Écrans du Réel: 3 questions à Nicolas Khoury
Dans son documentaire de fiction autobigraphique Fiasco (2021), Nicolas Khoury cherche des réponses aux interrogations qui le préoccupent depuis l’adolescence et conteste non sans humour, les limites sociales véhiculées par la famille et la société libanaise dans son ensemble. Projeté pour la première fois au Liban ce mercredi 13 avril, Fiasco conjugue habilement archive du passé et scènes du présent.

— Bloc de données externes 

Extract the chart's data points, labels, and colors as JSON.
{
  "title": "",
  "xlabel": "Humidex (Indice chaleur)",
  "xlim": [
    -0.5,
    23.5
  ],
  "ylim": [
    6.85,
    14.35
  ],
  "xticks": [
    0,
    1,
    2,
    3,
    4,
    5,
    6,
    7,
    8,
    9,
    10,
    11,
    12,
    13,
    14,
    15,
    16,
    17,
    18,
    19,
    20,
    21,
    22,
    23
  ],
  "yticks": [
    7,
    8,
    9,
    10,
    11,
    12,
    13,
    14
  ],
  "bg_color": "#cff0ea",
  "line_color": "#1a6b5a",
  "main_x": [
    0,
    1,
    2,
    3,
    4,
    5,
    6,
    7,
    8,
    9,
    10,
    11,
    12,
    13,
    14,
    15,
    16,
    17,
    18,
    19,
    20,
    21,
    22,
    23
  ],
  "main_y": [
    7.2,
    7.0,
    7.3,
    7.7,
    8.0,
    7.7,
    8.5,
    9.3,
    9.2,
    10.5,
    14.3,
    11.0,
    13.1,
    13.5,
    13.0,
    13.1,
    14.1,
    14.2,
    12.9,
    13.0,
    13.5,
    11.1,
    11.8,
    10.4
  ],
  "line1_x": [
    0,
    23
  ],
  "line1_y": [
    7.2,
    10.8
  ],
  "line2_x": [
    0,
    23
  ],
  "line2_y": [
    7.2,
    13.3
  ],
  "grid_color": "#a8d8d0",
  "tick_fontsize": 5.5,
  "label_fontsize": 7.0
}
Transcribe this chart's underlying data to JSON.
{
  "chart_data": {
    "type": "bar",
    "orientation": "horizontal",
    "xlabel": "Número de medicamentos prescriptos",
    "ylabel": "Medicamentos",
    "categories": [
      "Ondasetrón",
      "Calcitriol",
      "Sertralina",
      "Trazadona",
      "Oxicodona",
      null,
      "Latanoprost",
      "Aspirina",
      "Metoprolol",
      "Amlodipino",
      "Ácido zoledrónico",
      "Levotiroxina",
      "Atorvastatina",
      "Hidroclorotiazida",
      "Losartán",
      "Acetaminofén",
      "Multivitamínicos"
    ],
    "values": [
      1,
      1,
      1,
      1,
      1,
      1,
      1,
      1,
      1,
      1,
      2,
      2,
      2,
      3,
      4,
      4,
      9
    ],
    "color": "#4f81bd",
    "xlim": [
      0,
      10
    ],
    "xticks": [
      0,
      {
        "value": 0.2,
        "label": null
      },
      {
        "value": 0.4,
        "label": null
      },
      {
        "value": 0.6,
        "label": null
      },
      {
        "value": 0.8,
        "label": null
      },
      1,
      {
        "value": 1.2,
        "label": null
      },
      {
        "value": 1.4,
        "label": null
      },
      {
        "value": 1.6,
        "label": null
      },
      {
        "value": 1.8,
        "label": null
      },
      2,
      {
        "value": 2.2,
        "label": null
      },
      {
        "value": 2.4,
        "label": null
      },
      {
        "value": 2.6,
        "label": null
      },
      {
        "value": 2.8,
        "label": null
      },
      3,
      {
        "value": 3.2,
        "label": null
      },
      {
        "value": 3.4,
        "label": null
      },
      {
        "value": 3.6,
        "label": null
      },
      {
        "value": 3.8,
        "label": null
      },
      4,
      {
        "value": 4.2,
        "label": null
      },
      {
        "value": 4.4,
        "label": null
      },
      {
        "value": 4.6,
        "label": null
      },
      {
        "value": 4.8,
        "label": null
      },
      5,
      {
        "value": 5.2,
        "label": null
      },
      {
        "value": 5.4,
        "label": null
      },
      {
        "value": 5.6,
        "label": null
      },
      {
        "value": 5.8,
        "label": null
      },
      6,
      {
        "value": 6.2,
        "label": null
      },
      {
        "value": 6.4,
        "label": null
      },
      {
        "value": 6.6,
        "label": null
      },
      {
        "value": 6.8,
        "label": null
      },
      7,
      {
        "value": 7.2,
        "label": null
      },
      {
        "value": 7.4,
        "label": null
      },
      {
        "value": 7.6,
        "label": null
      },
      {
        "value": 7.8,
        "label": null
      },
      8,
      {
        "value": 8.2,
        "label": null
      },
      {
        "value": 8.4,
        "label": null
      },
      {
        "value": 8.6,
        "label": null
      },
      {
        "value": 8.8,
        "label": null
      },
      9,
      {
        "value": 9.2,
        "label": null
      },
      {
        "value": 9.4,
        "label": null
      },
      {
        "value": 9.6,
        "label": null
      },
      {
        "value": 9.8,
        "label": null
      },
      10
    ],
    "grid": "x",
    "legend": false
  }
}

Pendant la moitié de sa vie, Nicolas Khoury, a utilisé la caméra comme confidente pour filmer son journal vidéo. Ce documentaire intime montre la relation forte et dysfonctionnelle à sa mère et sa sœur, à la suite de la mort de son père. Lorsque Tamara se marie et quitte la maison, Nicolas se retrouve seul face à sa mère et à ses attentes d’une «vie réussie» qu'il ne peut combler. «Ta vie est un fiasco!», lui lance-t-elle tendrement alors qu’il ne montre aucun intérêt à trouver une femme. Mais Nicolas est porteur d'une peur dont elle ignore tout...



Dans ce film autobiographique, vous parlez de votre famille. Que souhaitez-vous raconter? 

Des extraits d’un journal intime vidéo tourné depuis mon jeune âge se mêlent à des images récentes qui témoignent de la relation à la fois tendre et dysfonctionnelle que j'entretiens avec ma mère et ma sœur, des années après la mort de mon père. La caméra ne s’aventure jamais loin des environs de ma maison, cherchant des réponses aux interrogations qui me préoccupent depuis l’adolescence. Avec humour et dérision, je conteste les limites sociales véhiculées par la famille et la société libanaise dans son ensemble, me rebellant avec fermeté mais aussi douceur, aveec persévérance mais aussi légèreté. Durant plusieurs conversations filmées, nous avons ouvert des dossiers familiaux qui ont suscité des questionnements autour du caractère héréditaire de la solitude, qui semble être un thème récurrent dans notre histoire généalogique.

Crédits : Sekak Films


Comment utilisez-vous les archives familiales pour construire un récit? 

Ma caméra fait partie de ma vie quotidienne depuis l’adolescence. Ma mère et ma sœur s'y sont habituées à tel point qu'elle est devenue presque invisible. Lorsque j’ai compris que cela pouvait créer réellement des scènes spontanées, j'ai commencé à tourner la deuxième partie du film qui est l'histoire principale. Le travail d'écriture s’est fait au moment du montage. L'objectif principal était de trouver des points communs entre l'archive du passé, c’est-à-dire mes films d'adolescence, et les scènes du présent. Ce montage parallèle entre le présent et le passé a donné une nouvelle dimension aux personnages qui ressemblent davantage à des personnages de fiction, et dont on peut réellement sentir l’évolution au cours du film.

Que dit votre film sur le statut de la femme libanaise et la place du fils au sein d'une société patriarcale? 

Je considère Fiasco comme un film sur la femme, à travers le personnage de ma mère et son rapport à la solitude. Dans notre société, la solitude semble être un tabou. En tant que fils, je me sens incapable d'aller au-delà de la formule «femme et enfants» qui reste le seul symbole d'une vie réussie dans cette société. Ne pas s'y conformer conduit à la marginalisation, et donc au traumatisme de la peur de la solitude. Le mariage semble être la seule échappatoire, procurant un sentiment d'appartenance, de paix et de sécurité. Mais si cette injonction ne semble pas convenir à mon caractère et à mon identité, comment puis-je fuir la solitude, surtout dans un pays comme le nôtre?

Fiasco sera projeté pour la première fois au Liban ce mercredi 13 avril à 20h30 au cinéma Montaigne à l’Institut français de Beyrouth en présence du réalisateur.